Going back to periods of time like 2022 and 2023 when we saw a quick rise in interest rates — that dramatically improved the characteristics of term deposits, GICs, money-market instruments, all of that, vis-a-vis sort of the high yield in Canadian equities and these dividend payers. But right now, as rates are heading lower, we think that we’re going to see a rotation from some of these products into higher-yielding Canadian equities, which really should result in outperformance and a normalization in terms of the historical average for things like REITs, utilities, telecoms and financials, all of which are trading now at attractive valuations relative to their history, and will have the opportunity to rerate as people start shifting money from short-term deposits into dividend-yielding equity.  

So, all of this is supported by an earnings recovery coming in Canada. For the first time since about 2021, forward earnings expectations are expected to rise for Canadian companies. This is regardless of the economic situation.  

Companies in the energy space, for example. Companies like CNQ [Canadian Natural Resources Ltd.] nowadays have high cash flows than they did a decade ago due to the fact that they’ve paid down so much.  

So, companies are going to be very profitable. That’s going to translate into better earnings, and they’re going to continue to kick back that excess capital to shareholders. 

Businesses that pay dividends tend to generate high, stable and sustainable returns on capital, as well as attractive levels of free cash flow.  

So, I talked about energy companies. They’re driving a lot of free cash flow. They have very long-life assets, with very good reserve profiles and at the margin are cheap energy producers.

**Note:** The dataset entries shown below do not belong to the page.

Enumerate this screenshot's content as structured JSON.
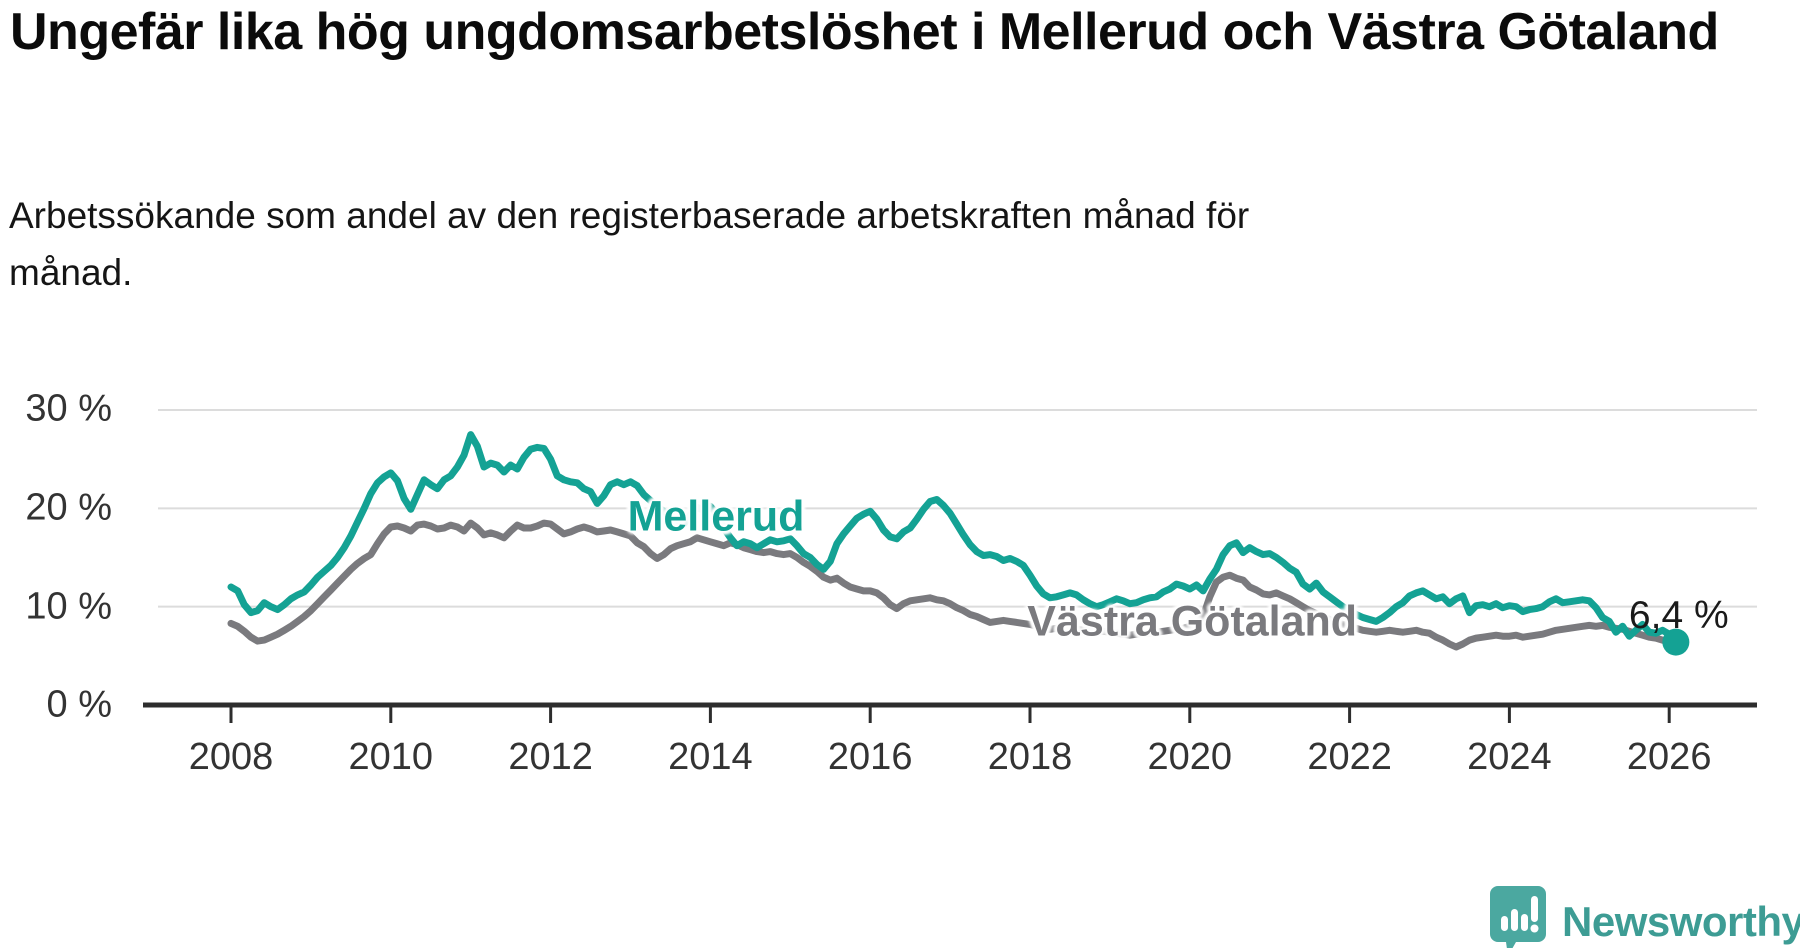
{
  "title": "Ungefär lika hög ungdomsarbetslöshet i Mellerud och Västra Götaland",
  "subtitle": "Arbetssökande som andel av den registerbaserade arbetskraften månad för månad.",
  "colors": {
    "mellerud": "#14a294",
    "vastra_gotaland": "#7a7a7e",
    "grid": "#dcdcdc",
    "axis": "#2d2d2d",
    "tick_text": "#333333",
    "annotation_text": "#1a1a1a",
    "logo_bubble": "#4ba8a0",
    "logo_text": "#3d9c94"
  },
  "branding": {
    "name": "Newsworthy"
  },
  "chart_data": {
    "type": "line",
    "title": "Ungefär lika hög ungdomsarbetslöshet i Mellerud och Västra Götaland",
    "xlabel": "",
    "ylabel": "",
    "xlim": [
      2007.1,
      2027.1
    ],
    "ylim": [
      0,
      30
    ],
    "grid": "horizontal",
    "legend": "inline-labels",
    "x_ticks": [
      2008,
      2010,
      2012,
      2014,
      2016,
      2018,
      2020,
      2022,
      2024,
      2026
    ],
    "x_tick_labels": [
      "2008",
      "2010",
      "2012",
      "2014",
      "2016",
      "2018",
      "2020",
      "2022",
      "2024",
      "2026"
    ],
    "y_ticks": [
      0,
      10,
      20,
      30
    ],
    "y_tick_labels": [
      "0 %",
      "10 %",
      "20 %",
      "30 %"
    ],
    "annotation": {
      "label": "6,4 %",
      "x": 2026.12,
      "y": 6.4
    },
    "series": [
      {
        "name": "Västra Götaland",
        "color": "#7a7a7e",
        "label_pos": {
          "x": 2020.03,
          "y": 8.4
        },
        "start": 2008.0,
        "step_months": 1,
        "values": [
          8.3,
          8.0,
          7.5,
          6.9,
          6.5,
          6.6,
          6.9,
          7.2,
          7.6,
          8.0,
          8.5,
          9.0,
          9.6,
          10.3,
          11.0,
          11.7,
          12.4,
          13.1,
          13.8,
          14.4,
          14.9,
          15.3,
          16.4,
          17.4,
          18.1,
          18.2,
          18.0,
          17.7,
          18.3,
          18.4,
          18.2,
          17.9,
          18.0,
          18.3,
          18.1,
          17.7,
          18.5,
          18.0,
          17.3,
          17.5,
          17.3,
          17.0,
          17.7,
          18.3,
          18.0,
          18.0,
          18.2,
          18.5,
          18.4,
          17.9,
          17.4,
          17.6,
          17.9,
          18.1,
          17.9,
          17.6,
          17.7,
          17.8,
          17.6,
          17.4,
          17.2,
          16.5,
          16.1,
          15.4,
          14.9,
          15.3,
          15.9,
          16.2,
          16.4,
          16.6,
          17.0,
          16.8,
          16.6,
          16.4,
          16.2,
          16.5,
          16.3,
          16.0,
          15.8,
          15.6,
          15.5,
          15.6,
          15.4,
          15.3,
          15.4,
          15.0,
          14.5,
          14.1,
          13.6,
          13.0,
          12.7,
          12.9,
          12.4,
          12.0,
          11.8,
          11.6,
          11.6,
          11.4,
          10.9,
          10.2,
          9.8,
          10.3,
          10.6,
          10.7,
          10.8,
          10.9,
          10.7,
          10.6,
          10.3,
          9.9,
          9.6,
          9.2,
          9.0,
          8.7,
          8.4,
          8.5,
          8.6,
          8.5,
          8.4,
          8.3,
          8.2,
          8.0,
          7.8,
          7.7,
          7.8,
          7.9,
          7.8,
          7.7,
          7.6,
          7.5,
          7.4,
          7.5,
          7.4,
          7.3,
          7.2,
          7.1,
          7.2,
          7.3,
          7.3,
          7.4,
          7.5,
          7.6,
          7.7,
          7.8,
          8.0,
          8.3,
          9.0,
          11.0,
          12.5,
          13.0,
          13.2,
          12.9,
          12.7,
          12.0,
          11.7,
          11.3,
          11.2,
          11.4,
          11.1,
          10.8,
          10.4,
          10.0,
          9.6,
          9.3,
          9.0,
          8.7,
          8.4,
          8.2,
          8.0,
          7.8,
          7.6,
          7.5,
          7.4,
          7.5,
          7.6,
          7.5,
          7.4,
          7.5,
          7.6,
          7.4,
          7.3,
          6.9,
          6.6,
          6.2,
          5.9,
          6.2,
          6.6,
          6.8,
          6.9,
          7.0,
          7.1,
          7.0,
          7.0,
          7.1,
          6.9,
          7.0,
          7.1,
          7.2,
          7.4,
          7.6,
          7.7,
          7.8,
          7.9,
          8.0,
          8.1,
          8.0,
          8.1,
          7.9,
          7.8,
          7.7,
          7.5,
          7.3,
          7.1,
          6.9,
          6.8,
          6.6,
          6.4,
          6.3
        ]
      },
      {
        "name": "Mellerud",
        "color": "#14a294",
        "label_pos": {
          "x": 2014.07,
          "y": 19.1
        },
        "end_dot": true,
        "end_value_label": "6,4 %",
        "start": 2008.0,
        "step_months": 1,
        "values": [
          12.0,
          11.6,
          10.2,
          9.4,
          9.6,
          10.4,
          10.0,
          9.7,
          10.2,
          10.8,
          11.2,
          11.5,
          12.2,
          13.0,
          13.6,
          14.2,
          15.0,
          16.0,
          17.2,
          18.6,
          20.0,
          21.5,
          22.6,
          23.2,
          23.6,
          22.8,
          21.0,
          19.9,
          21.4,
          22.9,
          22.4,
          22.0,
          22.9,
          23.3,
          24.2,
          25.4,
          27.5,
          26.3,
          24.2,
          24.6,
          24.4,
          23.7,
          24.4,
          24.0,
          25.2,
          26.0,
          26.2,
          26.1,
          25.0,
          23.3,
          22.9,
          22.7,
          22.6,
          22.0,
          21.7,
          20.5,
          21.3,
          22.4,
          22.7,
          22.4,
          22.7,
          22.3,
          21.4,
          20.8,
          20.2,
          19.7,
          19.2,
          18.8,
          18.4,
          19.3,
          20.1,
          19.8,
          20.2,
          19.4,
          18.0,
          17.0,
          16.2,
          16.6,
          16.4,
          16.0,
          16.4,
          16.8,
          16.6,
          16.7,
          16.9,
          16.2,
          15.4,
          15.0,
          14.3,
          13.8,
          14.6,
          16.4,
          17.4,
          18.2,
          19.0,
          19.4,
          19.7,
          18.9,
          17.8,
          17.1,
          16.9,
          17.6,
          18.0,
          18.9,
          19.9,
          20.7,
          20.9,
          20.3,
          19.5,
          18.4,
          17.3,
          16.3,
          15.6,
          15.2,
          15.3,
          15.1,
          14.7,
          14.9,
          14.6,
          14.2,
          13.2,
          12.1,
          11.3,
          10.9,
          11.0,
          11.2,
          11.4,
          11.2,
          10.7,
          10.3,
          10.0,
          10.2,
          10.5,
          10.8,
          10.6,
          10.3,
          10.4,
          10.7,
          10.9,
          11.0,
          11.5,
          11.8,
          12.3,
          12.1,
          11.8,
          12.2,
          11.6,
          12.8,
          13.8,
          15.3,
          16.2,
          16.5,
          15.5,
          16.0,
          15.6,
          15.3,
          15.4,
          15.0,
          14.5,
          13.9,
          13.5,
          12.3,
          11.8,
          12.4,
          11.5,
          11.0,
          10.5,
          10.0,
          9.6,
          9.2,
          8.9,
          8.7,
          8.5,
          8.9,
          9.4,
          10.0,
          10.4,
          11.1,
          11.4,
          11.6,
          11.2,
          10.8,
          11.0,
          10.3,
          10.8,
          11.1,
          9.4,
          10.1,
          10.2,
          10.0,
          10.3,
          9.9,
          10.1,
          10.0,
          9.5,
          9.7,
          9.8,
          10.0,
          10.5,
          10.8,
          10.4,
          10.5,
          10.6,
          10.7,
          10.6,
          9.9,
          8.9,
          8.5,
          7.4,
          8.0,
          7.0,
          7.6,
          8.2,
          7.4,
          7.3,
          7.6,
          7.2,
          6.4
        ]
      }
    ]
  }
}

So, these attributes have allowed high-quality companies to continue to increase their dividends. Basically since the lows of Covid, when we saw companies cut their dividends or stop increasing dividends, energy companies have been driving so much cash flow that they’ve been able to increase their dividend payments to investors, as well as at the same time been able to buy back shares. So, really kicking back a lot of capital to shareholders since that period of time, and I think the energy sector is poised to continue to be able to deliver on that and to kick back more capital to shareholders in the coming years.  

So, within the energy space, companies like CNQ, companies like Suncor have continued to ramp up their dividends, increasing that capital returning to shareholders, and are doing it in a very sustainable manner. Also, other areas of the market, where we’ve talked about things like banks and insurance companies, we’re expecting to see dividend growth of seven to 12% over the next few years.  

Also, with respect to banks, some of their margins have not improved as much as insurance companies yet, and as we continue to see that improving in the banks, I think we’re going to continue to see dividend increases going forward.  

And even within insurance companies, we are taking a look at opportunities at companies like Trisura, for example. They haven’t initiated a dividend yet, but we are thinking that companies like Trisura are going to be initiating dividends in the future once their growth normalizes.  

I think when considering investments in Canadian dividend-paying securities, I think one very attractive opportunity right now that we have in Canada is the fact that we are actually more diversified than we’ve been in the past.  

And the opportunity right now for Canadian equities is that they are poised to benefit from this rare combination of attractive valuations, of secular and cyclical growth drivers, that are going to drive these robust dividend yields and will really lead to very competitive total returns and very good risk-adjusted returns for clients going forward.